TM: Merrill’s puns, too, are all about those structure of words, right? They’re all investigations into connection within these lexicographical accidents. That—that is a pun. And the fact that he focuses so much on them seems such an interesting investment in looking for meaning in that aspect of language.
MA: One way that you could define music is “language without signification.” We would never say it doesn’t have meaning or meanings. It just doesn’t have signification—the notes and chords are not tied to things outside themselves. I mean, unless you’re Wagner, in which case you’re spending all your time building these chains to tie a particular chord to particular things. But that’s not much fun, right?
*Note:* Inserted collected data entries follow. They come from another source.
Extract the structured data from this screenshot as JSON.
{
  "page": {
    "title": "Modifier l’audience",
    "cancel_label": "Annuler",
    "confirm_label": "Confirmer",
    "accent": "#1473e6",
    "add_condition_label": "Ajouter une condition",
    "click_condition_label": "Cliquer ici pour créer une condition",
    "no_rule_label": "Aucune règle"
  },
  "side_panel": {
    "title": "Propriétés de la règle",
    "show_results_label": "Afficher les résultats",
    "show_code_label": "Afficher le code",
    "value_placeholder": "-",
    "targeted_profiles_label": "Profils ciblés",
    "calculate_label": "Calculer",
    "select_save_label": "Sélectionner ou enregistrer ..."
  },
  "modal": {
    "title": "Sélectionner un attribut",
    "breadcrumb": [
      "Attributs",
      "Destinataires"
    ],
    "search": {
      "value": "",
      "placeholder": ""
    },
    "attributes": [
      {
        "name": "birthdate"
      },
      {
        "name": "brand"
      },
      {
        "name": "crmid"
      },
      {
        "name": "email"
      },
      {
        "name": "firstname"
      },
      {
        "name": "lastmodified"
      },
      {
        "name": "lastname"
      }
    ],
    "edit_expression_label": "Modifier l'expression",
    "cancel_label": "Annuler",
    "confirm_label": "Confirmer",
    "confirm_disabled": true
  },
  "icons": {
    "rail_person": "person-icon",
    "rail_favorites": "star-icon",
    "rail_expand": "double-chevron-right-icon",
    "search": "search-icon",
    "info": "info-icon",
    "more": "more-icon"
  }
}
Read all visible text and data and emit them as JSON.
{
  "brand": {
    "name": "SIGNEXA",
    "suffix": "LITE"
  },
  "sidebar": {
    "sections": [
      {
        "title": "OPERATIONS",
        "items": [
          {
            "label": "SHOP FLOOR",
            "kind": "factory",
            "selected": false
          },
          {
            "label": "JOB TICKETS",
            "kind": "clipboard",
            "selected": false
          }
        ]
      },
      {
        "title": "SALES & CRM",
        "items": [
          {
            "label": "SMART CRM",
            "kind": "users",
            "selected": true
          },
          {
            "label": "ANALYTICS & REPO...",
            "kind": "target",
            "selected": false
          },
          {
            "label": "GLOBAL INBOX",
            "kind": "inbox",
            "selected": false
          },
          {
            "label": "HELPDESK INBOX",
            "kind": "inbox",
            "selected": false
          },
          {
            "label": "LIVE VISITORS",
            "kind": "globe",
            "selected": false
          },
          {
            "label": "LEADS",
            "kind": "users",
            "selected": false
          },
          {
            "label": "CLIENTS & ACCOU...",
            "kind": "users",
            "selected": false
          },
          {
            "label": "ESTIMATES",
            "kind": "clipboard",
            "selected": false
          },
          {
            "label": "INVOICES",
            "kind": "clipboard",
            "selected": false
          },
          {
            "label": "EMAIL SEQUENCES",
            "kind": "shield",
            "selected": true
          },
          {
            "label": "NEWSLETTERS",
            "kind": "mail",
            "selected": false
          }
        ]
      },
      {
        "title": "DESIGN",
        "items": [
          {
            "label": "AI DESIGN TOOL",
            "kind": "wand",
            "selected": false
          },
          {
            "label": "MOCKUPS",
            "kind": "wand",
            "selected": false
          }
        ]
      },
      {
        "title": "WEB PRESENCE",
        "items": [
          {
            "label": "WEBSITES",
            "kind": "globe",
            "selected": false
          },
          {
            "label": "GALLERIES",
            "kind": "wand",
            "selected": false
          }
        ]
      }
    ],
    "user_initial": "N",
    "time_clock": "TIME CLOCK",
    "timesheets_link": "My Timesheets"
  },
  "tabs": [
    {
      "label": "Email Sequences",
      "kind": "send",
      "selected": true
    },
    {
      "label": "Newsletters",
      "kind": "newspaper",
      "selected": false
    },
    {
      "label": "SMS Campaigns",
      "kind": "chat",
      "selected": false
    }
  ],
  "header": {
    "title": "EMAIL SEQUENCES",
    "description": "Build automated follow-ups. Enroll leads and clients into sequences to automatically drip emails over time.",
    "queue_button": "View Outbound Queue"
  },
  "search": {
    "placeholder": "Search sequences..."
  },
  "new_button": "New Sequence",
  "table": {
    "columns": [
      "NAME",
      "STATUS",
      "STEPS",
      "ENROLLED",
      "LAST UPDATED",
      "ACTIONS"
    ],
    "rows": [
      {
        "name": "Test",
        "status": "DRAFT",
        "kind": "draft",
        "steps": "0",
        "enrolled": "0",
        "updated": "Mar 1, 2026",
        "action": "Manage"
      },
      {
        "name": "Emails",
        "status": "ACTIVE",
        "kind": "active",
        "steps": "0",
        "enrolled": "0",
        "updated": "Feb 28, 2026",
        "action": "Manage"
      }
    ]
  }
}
And that was something I was obsessed with, especially as a student: What is the border? If you start stripping language of signification, at what point does it become music? And is it possible for music to kind of crystallize into language? A composer like Janáček—he makes use of these speech rhythms and musical gestures that are so direct, they risk being crude, but they can be breathtakingly powerful. It feels to me like Janáček’s music is straining towards the condition of language. It’s a porous border.
If you start stripping language of signification, at what point does it become music? And is it possible for music to kind of crystallize into language?
TM: There’s this concept in scholasticism of the flatus vocis, the “vocal wind” which is all that’s left of a concept if you deny it meaning; if it’s just a word, just a sound. All opera is, obviously, vocal wind—
MA:(a swift laugh—barely an exhale—)
TM: —but there are also these 20th-century operas that use untranslated language, like the Sanskrit in Glass’s Satyagraha, where the signification is deliberately withheld from the audience. And it seems Merrill is interested in that remainder too.
MA: I would say that it has to do not just with opera, but with music on the most fundamental level. I think what Merrill does again and again is, he strips language of meaning in order to see what meanings emerge. And that, to me, is—there’s a faith in music there. There is a faith that the music of the words, that the sound of them, the feel of them will yield up something meaningful.
L.A. Opera, Eurydice Musical Sneak Peek: Orpheus Writes to Eurydice
In Eurydice, Aucoin doubles the role of Orpheus, so that his mortal nature is portrayed by a baritone, while his divine nature is sung by a countertenor. The baritone, a low, sturdy voice, is Orpheus’s body, his human significance. The countertenor is, in a way, his music: that something else, that something above, beyond, and after Orpheus. This staging emphasizes what makes Eurydice and Orpheus’s relationship so dissatisfying: there is a part of him Eurydice can never fully access. But when he enters the underworld, where his divine aspect can’t follow, she doesn’t recognize him. “Where’s his music?” Eurydice asks.
Perhaps this is the simplest explanation for Merrill’s transit from the metrical to the mystical in Sandover, from the corpus of letters to the spirits behind them: just a question, “Where is their music?”